In 2018–hellbent on experiencing at least one camera from each line that Olympus engineer Yoshihisa Maitani designed–I bought an Olympus Pen D2 half frame on the internet. It’s a weird, frustrating device. Fully manual controls, and an unlinked meter that only reads in stops exposure value (EV). It’s a viewfinder camera too, so, the focus is set by guessing distance and using a scale slider plus hopefully a little memorization of the depth of field tables.
But, it gets twice as many shots per roll as regular 35mm, and it turns out that’s incredibly liberating. It’s contrarian, but it also encourages being adventurous and playful. It also forces a completely different shooting style– looser framing, more casual moments, less formal. Between the guesstimate focus and the parallax issues between the viewfinder and lens, it doesn’t allow for being too precise with the composition and framing, and the older focus system also encourages hanging back more and shooting a wider scene.

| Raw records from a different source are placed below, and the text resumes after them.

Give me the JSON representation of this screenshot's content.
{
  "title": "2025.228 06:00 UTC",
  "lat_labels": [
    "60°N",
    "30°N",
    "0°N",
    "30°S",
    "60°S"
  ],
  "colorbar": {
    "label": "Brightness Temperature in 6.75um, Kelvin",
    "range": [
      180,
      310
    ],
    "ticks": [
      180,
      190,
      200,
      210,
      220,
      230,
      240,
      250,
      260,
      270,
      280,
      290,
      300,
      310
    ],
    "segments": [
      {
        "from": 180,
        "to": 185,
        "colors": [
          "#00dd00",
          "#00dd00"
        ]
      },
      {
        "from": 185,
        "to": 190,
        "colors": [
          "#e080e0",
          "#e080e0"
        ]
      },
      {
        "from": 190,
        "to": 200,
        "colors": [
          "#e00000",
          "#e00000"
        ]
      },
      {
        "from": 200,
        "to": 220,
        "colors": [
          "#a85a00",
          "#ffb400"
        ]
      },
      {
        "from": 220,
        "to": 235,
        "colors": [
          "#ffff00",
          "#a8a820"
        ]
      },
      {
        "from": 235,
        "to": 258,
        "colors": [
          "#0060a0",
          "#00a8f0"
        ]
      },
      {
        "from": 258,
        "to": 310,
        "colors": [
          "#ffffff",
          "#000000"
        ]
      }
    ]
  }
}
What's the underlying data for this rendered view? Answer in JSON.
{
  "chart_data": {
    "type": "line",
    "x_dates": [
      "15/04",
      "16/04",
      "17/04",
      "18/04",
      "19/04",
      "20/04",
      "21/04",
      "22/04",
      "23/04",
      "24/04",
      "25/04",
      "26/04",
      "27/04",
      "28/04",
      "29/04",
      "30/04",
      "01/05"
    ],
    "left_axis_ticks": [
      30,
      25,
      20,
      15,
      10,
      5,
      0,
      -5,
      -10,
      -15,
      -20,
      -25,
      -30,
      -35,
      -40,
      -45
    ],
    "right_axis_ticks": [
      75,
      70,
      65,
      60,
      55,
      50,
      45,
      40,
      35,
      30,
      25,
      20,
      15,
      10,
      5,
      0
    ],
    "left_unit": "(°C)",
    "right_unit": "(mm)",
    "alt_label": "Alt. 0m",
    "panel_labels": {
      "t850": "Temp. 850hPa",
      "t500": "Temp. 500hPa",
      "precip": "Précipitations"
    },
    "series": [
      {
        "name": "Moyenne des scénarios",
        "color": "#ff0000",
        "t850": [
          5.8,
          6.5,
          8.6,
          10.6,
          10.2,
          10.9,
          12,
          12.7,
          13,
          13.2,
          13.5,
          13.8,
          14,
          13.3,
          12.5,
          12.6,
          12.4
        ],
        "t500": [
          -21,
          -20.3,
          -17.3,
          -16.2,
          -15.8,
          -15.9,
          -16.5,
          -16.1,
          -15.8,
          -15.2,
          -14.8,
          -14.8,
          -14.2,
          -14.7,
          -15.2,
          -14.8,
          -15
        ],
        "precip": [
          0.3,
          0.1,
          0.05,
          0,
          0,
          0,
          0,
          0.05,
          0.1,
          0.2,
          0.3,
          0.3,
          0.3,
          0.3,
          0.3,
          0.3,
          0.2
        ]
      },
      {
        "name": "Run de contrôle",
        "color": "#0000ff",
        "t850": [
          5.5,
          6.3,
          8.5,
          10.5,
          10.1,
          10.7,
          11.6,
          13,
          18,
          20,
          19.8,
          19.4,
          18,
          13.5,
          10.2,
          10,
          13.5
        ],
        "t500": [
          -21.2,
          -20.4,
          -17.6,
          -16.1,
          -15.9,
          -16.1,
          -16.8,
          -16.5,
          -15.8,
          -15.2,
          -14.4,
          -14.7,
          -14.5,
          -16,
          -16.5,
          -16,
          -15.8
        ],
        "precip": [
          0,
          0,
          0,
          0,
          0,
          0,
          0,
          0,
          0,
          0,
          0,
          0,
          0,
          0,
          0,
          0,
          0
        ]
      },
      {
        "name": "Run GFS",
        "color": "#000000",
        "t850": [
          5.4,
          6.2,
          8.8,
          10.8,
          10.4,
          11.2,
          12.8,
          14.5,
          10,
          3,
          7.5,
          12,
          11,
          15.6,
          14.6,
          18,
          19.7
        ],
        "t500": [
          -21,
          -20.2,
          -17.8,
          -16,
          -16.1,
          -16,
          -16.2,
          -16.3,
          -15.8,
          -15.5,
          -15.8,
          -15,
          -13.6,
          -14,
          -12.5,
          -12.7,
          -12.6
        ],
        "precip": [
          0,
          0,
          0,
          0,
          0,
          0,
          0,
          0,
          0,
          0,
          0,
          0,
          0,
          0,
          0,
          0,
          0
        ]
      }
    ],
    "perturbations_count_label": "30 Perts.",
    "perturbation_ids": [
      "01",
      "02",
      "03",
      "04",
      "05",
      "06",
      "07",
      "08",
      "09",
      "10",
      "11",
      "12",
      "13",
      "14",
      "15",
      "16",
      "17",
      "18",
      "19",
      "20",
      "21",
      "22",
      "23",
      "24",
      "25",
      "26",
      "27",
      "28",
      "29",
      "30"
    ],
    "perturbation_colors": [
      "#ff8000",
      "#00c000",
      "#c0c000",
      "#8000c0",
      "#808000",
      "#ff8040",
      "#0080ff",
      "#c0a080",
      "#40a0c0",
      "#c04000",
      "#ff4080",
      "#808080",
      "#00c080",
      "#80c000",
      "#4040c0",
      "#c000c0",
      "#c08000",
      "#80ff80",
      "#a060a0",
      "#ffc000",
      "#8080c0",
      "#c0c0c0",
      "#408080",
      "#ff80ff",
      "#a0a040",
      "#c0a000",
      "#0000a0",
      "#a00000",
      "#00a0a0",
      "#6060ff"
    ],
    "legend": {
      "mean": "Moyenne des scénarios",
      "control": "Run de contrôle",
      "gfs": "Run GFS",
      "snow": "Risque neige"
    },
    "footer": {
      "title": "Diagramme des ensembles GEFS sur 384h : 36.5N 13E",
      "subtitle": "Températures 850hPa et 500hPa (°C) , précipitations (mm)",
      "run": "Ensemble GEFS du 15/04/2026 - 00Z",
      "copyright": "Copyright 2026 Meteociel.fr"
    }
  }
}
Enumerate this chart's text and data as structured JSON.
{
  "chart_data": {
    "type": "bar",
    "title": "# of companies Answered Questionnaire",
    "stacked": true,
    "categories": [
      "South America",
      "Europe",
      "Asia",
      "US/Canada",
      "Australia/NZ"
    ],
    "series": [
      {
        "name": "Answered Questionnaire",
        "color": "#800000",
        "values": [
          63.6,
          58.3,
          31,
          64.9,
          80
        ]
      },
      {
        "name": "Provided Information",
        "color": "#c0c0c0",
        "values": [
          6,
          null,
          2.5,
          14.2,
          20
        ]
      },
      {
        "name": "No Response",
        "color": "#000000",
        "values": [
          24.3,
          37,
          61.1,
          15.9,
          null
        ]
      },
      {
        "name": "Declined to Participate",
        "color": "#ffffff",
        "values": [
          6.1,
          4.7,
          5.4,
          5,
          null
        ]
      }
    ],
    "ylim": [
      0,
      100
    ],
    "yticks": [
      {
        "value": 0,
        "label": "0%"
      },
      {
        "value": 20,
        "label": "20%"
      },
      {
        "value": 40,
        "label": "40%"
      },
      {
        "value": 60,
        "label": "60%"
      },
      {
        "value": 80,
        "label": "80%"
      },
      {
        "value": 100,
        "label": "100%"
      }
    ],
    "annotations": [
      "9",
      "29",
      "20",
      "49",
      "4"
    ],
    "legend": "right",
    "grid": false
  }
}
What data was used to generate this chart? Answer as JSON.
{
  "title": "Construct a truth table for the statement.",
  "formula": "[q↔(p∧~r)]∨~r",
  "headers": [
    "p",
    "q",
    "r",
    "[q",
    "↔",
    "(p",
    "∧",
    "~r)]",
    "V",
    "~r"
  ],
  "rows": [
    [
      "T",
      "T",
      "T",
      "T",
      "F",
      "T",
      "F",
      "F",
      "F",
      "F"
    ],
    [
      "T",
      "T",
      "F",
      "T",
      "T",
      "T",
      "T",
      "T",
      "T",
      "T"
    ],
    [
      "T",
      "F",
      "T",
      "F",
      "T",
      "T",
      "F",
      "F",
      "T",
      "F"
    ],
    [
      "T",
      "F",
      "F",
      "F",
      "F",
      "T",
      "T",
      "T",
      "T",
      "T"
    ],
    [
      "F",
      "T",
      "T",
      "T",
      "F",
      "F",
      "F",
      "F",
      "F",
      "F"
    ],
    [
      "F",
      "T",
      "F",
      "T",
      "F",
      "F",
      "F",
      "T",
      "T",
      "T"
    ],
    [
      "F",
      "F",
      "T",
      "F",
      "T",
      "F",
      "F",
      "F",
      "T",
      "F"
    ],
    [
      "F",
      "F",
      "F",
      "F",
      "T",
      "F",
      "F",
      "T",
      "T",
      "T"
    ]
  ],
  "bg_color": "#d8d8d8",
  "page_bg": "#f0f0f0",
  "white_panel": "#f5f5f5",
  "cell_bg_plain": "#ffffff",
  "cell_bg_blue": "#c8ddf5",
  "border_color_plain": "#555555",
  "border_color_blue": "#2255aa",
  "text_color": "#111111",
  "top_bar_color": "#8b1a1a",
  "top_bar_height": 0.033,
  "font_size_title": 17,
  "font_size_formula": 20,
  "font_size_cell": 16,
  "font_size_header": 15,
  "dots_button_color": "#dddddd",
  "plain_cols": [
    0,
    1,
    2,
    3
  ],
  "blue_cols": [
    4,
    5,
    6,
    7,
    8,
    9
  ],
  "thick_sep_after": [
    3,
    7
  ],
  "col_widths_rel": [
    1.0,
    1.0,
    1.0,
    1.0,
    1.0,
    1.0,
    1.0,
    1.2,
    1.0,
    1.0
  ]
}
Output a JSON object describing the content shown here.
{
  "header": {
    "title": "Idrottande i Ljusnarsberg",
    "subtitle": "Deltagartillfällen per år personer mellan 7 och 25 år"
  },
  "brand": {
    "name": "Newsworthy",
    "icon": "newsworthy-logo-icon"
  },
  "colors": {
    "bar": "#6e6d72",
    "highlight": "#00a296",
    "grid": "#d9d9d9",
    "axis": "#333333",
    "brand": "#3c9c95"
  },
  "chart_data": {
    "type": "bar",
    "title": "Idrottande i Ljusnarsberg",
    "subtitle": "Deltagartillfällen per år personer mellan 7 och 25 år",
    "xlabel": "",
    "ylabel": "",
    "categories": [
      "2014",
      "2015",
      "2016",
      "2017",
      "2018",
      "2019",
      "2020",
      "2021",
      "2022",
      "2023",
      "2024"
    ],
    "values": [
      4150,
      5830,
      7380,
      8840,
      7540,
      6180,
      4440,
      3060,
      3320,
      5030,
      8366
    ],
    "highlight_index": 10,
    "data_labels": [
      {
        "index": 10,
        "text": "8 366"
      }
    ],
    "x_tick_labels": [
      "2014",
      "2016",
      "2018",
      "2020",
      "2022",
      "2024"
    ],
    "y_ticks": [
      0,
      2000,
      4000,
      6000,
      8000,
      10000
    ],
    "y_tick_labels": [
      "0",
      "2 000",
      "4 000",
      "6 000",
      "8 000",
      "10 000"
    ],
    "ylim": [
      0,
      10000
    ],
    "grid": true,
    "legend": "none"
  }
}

I fell in love with it, fully and deeply. It’s the only film camera in my collection guaranteed to always have a roll loaded in it. If I have my day bag on me, it’s always in there alongside my digital.
The digital is how I do my serious, formal, complete work, and it always will be. But the Pen is for simpler, more impulsive shots. It’s for doodling, or just grabbing a shot to remember, or exploring a quick moment of good light.
To me, that’s kinda perfect. Maitani named it a Pen because like a pen, he wanted the user to take it everywhere. And, a pen takes notes. And my Pen takes these visual Notes.